"La religion a détruit tous les crimes sociaux ou publics, ceux qui attaquaient l'homme de la société religieuse, comme le sacrifice barbare de sang humain ou le sacrifice infâme de la pudeur, le trafic imposteur des oracles et l'apothéose de l'homme ; ceux qui attaquaient l'homme de la société politique en exaltant sa force ou sa passion, comme l'atrocité des spectacles, la férocité des guerres, la dépravation de l'amour physique, ou en opprimant sa faiblesse, celle de l'âge par l'exposition publique, celle du sexe par le divorce, celle de la condition par l'esclavage ; et je ne parle que des crimes qu'elle a fait cesser, et non des vertus qu'elle a fait éclore, de l'amour de Dieu, de l'amour des hommes, du mépris de la propriété, qui ont fondé, qui ont enrichi, qui ont peuplé tant d'établissements religieux destinés à soulager toutes les faiblesses de l(humanité : établissements que la philosophie a pu calomnier et détruire, mais qu'elle ne remplacera jamais."
Louis de Bonald, Théorie du pouvoir politique et religieux, 1796, Tome II, seconde partie, p. 452-453.
"Il faut reconnaître que l'égalité, qui introduit de grands biens dans le monde, suggère cependant aux hommes des instincts fort dangereux ; elle tend à les isoler les uns des autres, pour porter chacun d'eux à ne s'occuper que de lui seul.
Elle ouvre démesurément leur âme à l'amour des jouissances matérielles.
Le plus grand avantage des religions est d'inspirer des instincts tout contraires. Il n'y a point de religion qui ne place l'objet des désirs de l'homme au-delà et au-dessus des biens de la terre, et qui n'élève naturellement son âme vers des régions fort supérieures à celles des sens. Il n'y en a point non plus qui n'impose à chacun des devoirs quelconques envers l'espèce humaine, ou en commun avec elle, et qui ne le tire ainsi, de temps à autre, de la contemplation de lui-même. Ceci se rencontre dans les religions les plus fausses et les plus dangereuses.

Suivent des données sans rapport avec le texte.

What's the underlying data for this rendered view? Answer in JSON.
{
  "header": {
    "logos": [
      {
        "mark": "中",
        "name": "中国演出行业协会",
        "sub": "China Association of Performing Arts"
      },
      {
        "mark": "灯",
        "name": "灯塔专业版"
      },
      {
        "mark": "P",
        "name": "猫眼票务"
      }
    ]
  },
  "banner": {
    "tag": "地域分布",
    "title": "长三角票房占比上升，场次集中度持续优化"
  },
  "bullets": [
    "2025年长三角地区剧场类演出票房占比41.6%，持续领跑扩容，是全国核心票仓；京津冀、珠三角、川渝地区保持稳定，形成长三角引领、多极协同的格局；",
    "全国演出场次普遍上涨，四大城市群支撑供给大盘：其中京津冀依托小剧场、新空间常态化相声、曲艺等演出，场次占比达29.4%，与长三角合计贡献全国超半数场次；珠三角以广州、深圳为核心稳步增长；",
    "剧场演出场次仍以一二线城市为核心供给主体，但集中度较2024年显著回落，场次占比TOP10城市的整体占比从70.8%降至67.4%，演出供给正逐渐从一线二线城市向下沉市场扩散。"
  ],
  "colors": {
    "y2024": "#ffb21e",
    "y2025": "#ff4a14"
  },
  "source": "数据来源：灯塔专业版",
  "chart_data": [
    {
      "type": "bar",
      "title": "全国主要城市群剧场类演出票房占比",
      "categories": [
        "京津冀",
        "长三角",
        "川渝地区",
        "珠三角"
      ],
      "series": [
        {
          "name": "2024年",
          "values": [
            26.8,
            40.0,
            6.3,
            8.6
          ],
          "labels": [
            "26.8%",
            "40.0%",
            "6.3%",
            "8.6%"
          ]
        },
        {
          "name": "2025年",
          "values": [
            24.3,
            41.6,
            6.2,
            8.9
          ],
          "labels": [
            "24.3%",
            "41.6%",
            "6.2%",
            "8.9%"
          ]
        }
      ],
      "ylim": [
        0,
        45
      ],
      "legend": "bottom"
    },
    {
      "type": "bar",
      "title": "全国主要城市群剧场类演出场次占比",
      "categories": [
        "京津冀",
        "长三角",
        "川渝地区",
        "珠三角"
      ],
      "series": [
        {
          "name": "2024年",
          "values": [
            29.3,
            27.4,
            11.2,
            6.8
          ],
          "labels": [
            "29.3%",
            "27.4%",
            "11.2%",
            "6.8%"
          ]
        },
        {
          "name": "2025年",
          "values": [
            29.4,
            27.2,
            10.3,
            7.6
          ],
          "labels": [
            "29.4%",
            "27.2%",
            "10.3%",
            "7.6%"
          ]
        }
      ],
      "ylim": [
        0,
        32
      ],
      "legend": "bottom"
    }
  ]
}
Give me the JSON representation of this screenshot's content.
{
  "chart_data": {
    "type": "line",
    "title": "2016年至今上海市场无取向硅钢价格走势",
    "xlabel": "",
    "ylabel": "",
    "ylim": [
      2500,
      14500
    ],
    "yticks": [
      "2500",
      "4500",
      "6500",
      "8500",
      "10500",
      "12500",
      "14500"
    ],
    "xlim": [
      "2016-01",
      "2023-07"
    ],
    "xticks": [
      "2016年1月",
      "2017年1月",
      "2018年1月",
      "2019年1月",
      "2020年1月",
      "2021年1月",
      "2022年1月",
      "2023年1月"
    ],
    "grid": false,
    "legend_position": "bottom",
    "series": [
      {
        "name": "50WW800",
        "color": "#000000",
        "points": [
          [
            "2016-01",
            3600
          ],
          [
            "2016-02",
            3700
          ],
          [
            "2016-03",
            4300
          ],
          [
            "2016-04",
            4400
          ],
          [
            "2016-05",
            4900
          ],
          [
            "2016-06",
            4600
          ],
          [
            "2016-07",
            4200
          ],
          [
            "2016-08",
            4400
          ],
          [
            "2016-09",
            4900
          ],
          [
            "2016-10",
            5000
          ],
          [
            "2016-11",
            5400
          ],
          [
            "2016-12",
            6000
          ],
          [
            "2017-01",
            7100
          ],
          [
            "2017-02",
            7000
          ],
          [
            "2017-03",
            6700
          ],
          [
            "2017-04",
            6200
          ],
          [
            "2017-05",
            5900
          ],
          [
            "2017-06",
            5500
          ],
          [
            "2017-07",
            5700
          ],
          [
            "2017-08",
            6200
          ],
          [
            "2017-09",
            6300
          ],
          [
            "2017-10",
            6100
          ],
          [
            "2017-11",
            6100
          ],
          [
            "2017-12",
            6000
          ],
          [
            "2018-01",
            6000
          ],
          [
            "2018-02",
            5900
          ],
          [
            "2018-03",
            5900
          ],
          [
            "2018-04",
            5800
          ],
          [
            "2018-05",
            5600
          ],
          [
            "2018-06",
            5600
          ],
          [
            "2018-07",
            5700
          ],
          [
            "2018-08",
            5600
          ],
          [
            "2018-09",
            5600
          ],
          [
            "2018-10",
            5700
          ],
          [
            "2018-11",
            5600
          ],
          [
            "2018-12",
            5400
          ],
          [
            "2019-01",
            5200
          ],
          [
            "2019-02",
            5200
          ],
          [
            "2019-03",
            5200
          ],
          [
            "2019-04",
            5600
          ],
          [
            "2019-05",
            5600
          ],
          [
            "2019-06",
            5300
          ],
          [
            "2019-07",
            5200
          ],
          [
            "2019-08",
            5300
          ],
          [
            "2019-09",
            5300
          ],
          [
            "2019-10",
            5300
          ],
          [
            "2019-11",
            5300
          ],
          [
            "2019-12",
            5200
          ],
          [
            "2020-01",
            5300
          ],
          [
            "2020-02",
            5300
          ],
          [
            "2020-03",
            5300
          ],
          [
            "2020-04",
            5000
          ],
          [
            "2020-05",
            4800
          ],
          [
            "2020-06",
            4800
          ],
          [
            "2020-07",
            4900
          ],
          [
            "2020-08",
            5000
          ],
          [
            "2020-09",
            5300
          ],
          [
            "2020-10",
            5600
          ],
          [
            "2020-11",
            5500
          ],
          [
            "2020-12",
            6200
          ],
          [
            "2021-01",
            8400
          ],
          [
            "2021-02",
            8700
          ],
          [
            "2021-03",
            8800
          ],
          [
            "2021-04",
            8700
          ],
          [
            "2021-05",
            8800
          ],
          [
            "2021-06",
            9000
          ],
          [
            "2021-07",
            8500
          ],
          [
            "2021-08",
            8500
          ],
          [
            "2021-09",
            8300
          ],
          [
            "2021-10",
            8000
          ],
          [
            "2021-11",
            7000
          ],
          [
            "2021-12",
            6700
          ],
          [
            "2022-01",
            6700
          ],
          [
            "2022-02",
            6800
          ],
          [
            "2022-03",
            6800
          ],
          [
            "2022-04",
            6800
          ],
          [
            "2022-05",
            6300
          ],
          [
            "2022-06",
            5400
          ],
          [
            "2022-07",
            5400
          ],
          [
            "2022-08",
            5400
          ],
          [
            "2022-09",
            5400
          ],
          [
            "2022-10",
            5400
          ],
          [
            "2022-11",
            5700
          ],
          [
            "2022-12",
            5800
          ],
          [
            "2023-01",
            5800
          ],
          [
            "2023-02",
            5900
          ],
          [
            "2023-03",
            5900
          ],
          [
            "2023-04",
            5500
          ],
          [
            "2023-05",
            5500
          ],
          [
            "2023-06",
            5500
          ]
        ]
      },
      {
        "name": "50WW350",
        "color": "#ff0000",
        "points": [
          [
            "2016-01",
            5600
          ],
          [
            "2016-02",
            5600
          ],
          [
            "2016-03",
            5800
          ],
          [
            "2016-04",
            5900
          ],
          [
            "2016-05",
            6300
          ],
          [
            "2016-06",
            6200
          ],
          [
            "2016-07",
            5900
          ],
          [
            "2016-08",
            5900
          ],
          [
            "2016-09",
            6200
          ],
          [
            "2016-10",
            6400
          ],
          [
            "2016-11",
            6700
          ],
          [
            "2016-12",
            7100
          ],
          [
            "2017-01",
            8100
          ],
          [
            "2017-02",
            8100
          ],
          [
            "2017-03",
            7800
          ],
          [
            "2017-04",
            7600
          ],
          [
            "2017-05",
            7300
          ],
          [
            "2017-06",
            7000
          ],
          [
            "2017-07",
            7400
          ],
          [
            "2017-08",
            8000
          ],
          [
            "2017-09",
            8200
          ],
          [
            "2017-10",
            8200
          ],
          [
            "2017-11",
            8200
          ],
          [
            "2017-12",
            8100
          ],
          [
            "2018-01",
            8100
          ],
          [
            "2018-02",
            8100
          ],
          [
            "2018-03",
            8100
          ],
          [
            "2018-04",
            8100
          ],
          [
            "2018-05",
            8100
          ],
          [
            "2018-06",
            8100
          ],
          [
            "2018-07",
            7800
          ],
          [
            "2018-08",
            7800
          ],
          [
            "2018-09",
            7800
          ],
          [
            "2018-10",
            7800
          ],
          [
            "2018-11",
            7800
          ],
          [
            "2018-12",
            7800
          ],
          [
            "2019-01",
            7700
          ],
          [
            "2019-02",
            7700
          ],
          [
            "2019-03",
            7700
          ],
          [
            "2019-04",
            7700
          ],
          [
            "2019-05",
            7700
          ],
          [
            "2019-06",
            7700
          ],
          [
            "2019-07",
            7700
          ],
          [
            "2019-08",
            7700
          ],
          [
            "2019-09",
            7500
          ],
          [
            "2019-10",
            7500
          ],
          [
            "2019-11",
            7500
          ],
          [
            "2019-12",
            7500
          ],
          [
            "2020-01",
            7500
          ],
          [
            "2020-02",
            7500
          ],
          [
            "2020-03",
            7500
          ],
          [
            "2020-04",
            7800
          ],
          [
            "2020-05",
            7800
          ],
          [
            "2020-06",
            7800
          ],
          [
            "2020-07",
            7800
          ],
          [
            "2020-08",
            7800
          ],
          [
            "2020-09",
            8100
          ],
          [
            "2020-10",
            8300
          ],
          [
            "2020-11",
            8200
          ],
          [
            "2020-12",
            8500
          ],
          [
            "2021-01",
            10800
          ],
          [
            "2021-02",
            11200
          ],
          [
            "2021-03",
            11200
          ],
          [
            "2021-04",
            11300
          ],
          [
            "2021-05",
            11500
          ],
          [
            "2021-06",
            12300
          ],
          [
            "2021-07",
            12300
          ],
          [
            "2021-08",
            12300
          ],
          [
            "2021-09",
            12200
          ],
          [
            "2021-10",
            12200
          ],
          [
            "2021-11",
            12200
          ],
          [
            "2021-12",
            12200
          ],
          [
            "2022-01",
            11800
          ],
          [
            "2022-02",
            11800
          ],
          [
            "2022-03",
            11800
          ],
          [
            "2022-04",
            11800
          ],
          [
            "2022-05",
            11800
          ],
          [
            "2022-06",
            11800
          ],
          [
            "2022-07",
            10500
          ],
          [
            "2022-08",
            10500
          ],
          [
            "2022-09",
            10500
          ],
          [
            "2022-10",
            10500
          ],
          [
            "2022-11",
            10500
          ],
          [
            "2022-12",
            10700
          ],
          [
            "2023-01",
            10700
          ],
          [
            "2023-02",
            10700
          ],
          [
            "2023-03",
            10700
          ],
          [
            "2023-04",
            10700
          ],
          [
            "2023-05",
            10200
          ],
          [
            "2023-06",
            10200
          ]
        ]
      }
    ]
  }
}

Les peuples religieux sont donc naturellement forts précisément à l'endroit où les peuples démocratiques sont faibles ; ce qui fait bien voir de quelle importance il est que les hommes gardent leur religion en devenant égaux."

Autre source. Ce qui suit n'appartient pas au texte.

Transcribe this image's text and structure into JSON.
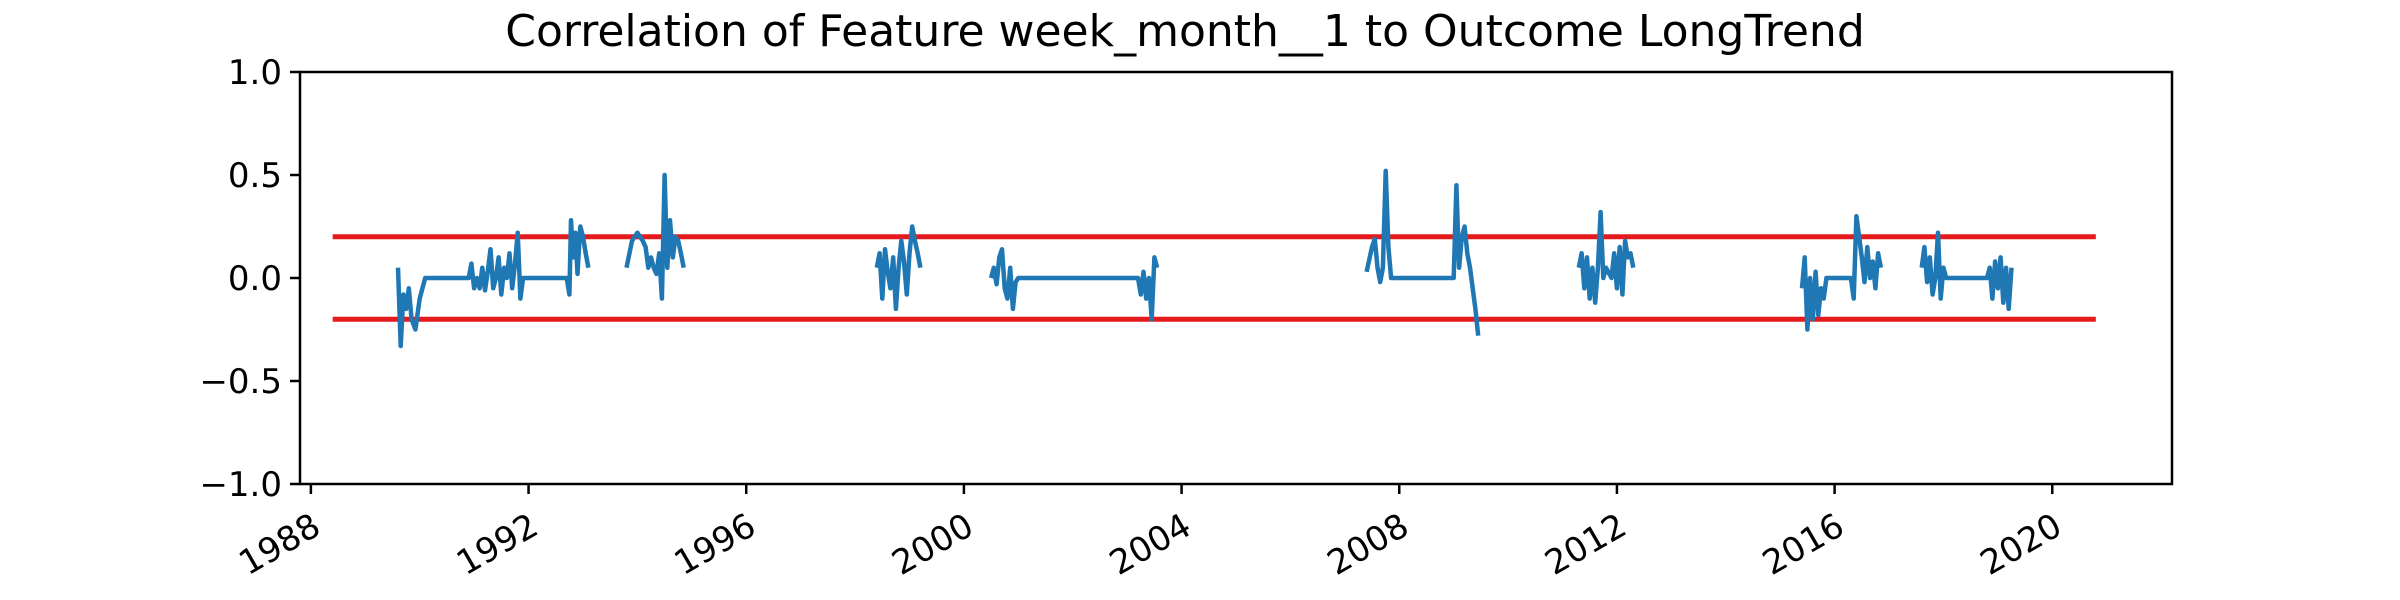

Alexis de Tocqueville, De la démocratie en Amérique, 1840, II, chapitre X, Paris, Pagnerre, 1850, 13e édition.
"[La religion] écrasait l'homme sous la crainte d'avoir toujours des dieux contre soi et ne lui laissait aucune liberté dans ses actes.
Il faut voir quelle place la religion occupe dans la vie d'un Romain. […] Il fait des sacrifices pour remercier les dieux ; il en fait d'autres, et en plus grand nombre, pour apaiser leur colère. […] Il a une fête pour les semailles, une pour la moisson, une pour la taille de la vigne. Avant que le blé soit venu en épi, il a fait plus de dix sacrifices et invoqué une dizaine de divinités particulières pour le succès de sa récolte. Il a surtout un grand nombre de fêtes pour les morts, parce qu'il a peur d'eux [1].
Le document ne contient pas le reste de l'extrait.